Some reviewers have expressed disappointment that the machine does not have a “spray-head” to disperse water evenly across the coffee grounds. This does not bother me, as the grounds are easily accessible and therefore easily stirred. An alternate, hands-free solution is to grind finely enough so that water passes through the filter more slowly, thereby ensuring adequate saturation. It seems to me that if anything, a spray-head would be a slight disadvantage, as it exposes more of the hot water’s surface area to the cooler air before it reaches the grounds.
In terms of ease of use & maintenance, I find that the Technivorm is comparable to any other automatic coffee machine – it takes no more than 10-15 minutes to understand. The instruction manual is delightfully brief & straightforward. Several nice features are that the water reservoir’s top comes off entirely (making it easy to fill), and that many parts (top of reservoir, steel pipe that delivers water to the filter basket, filter basket & top of filter basket) are removable, making the machine simple to clean. The machine may look different, but its straightforward design & lack of buttons makes it arguably more accessible than the average automatic machine.
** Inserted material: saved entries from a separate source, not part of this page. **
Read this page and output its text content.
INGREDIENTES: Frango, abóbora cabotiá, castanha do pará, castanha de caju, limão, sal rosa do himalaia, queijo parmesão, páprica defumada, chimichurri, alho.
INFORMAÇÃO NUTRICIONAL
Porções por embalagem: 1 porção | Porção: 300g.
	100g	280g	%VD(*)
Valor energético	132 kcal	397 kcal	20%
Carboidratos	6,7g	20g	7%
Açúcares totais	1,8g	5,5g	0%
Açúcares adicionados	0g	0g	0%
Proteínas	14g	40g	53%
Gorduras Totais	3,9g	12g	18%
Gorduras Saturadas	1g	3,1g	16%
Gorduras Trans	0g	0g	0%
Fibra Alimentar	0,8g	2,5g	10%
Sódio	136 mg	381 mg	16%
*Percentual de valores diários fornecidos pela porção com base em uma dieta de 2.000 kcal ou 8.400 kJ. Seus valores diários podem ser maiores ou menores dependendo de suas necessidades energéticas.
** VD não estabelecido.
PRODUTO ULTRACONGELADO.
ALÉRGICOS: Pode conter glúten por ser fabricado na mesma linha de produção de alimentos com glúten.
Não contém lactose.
For those concerned about the high price of the Technivorm, I believe its construction quality alone makes it an excellent value. The machine is built like a panzer tank (i.e. metal everything) & has only two simple buttons (on/off & 2-level burner temperature switch), suggesting years of trouble-free use. While it would appear that the average American consumer is more interested in price & buttons than robustness of construction, the Technivorm will likely outlast 3-4 poorly-constructed, $60 machines. In the meantime, you’ll enjoy much better coffee.
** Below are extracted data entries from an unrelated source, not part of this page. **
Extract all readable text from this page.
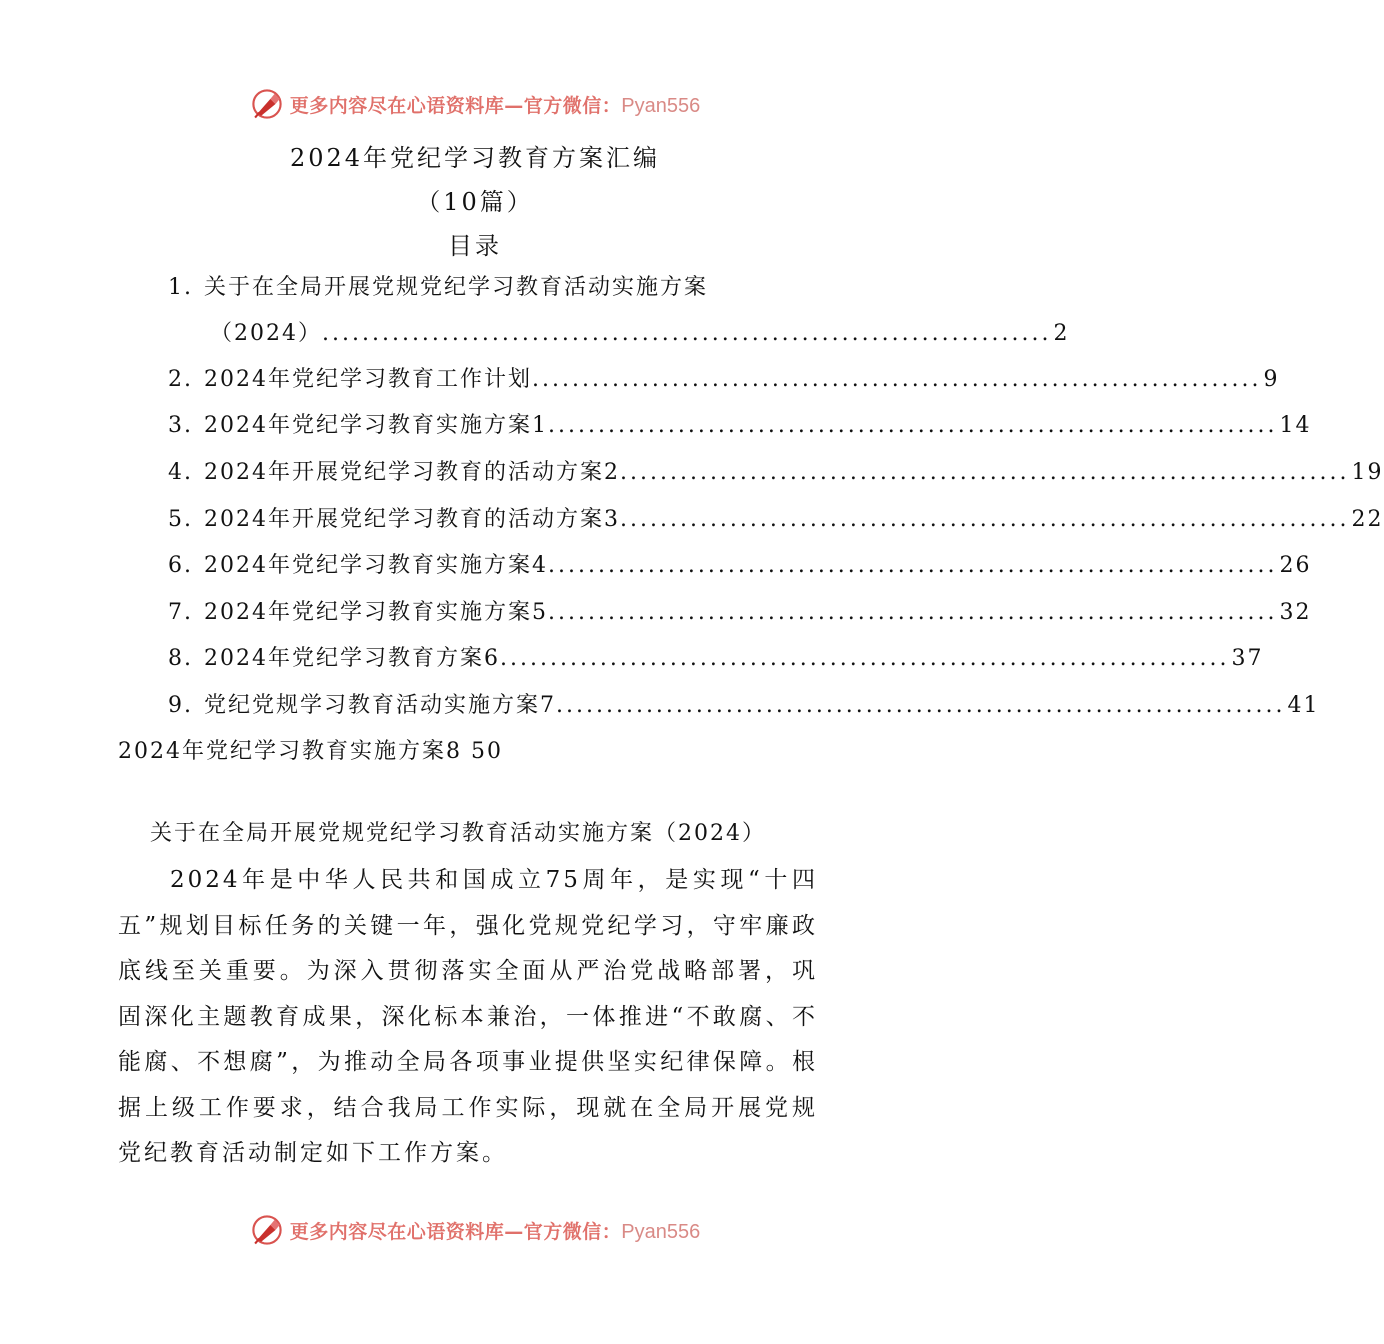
更多内容尽在心语资料库—官方微信：Pyan556
2024年党纪学习教育方案汇编
（10篇）
目录
1. 关于在全局开展党规党纪学习教育活动实施方案
（2024） ......................................................................... 2
2. 2024年党纪学习教育工作计划 ......................................................................... 9
3. 2024年党纪学习教育实施方案1 ......................................................................... 14
4. 2024年开展党纪学习教育的活动方案2 ......................................................................... 19
5. 2024年开展党纪学习教育的活动方案3 ......................................................................... 22
6. 2024年党纪学习教育实施方案4 ......................................................................... 26
7. 2024年党纪学习教育实施方案5 ......................................................................... 32
8. 2024年党纪学习教育方案6 ......................................................................... 37
9. 党纪党规学习教育活动实施方案7 ......................................................................... 41
2024年党纪学习教育实施方案8 50
关于在全局开展党规党纪学习教育活动实施方案（2024）

2024年是中华人民共和国成立75周年，是实现“十四五”规划目标任务的关键一年，强化党规党纪学习，守牢廉政底线至关重要。为深入贯彻落实全面从严治党战略部署，巩固深化主题教育成果，深化标本兼治，一体推进“不敢腐、不能腐、不想腐”，为推动全局各项事业提供坚实纪律保障。根据上级工作要求，结合我局工作实际，现就在全局开展党规党纪教育活动制定如下工作方案。

更多内容尽在心语资料库—官方微信：Pyan556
In short, the Technivorm beats the pants off any other automatic coffee machine I’ve ever tried. And while one could convincingly argue that the French Press and/or other manual preparation methods are inherently superior to automatic preparation, the Technivorm is a very good approximation what one might do when making coffee manually, in terms of both brew temperature & brew time. In fact, the Technivorm makes such high-quality coffee that I now use my French Press only rarely, preferring the ease, speed, and capacity of the Technivorm on most occasions.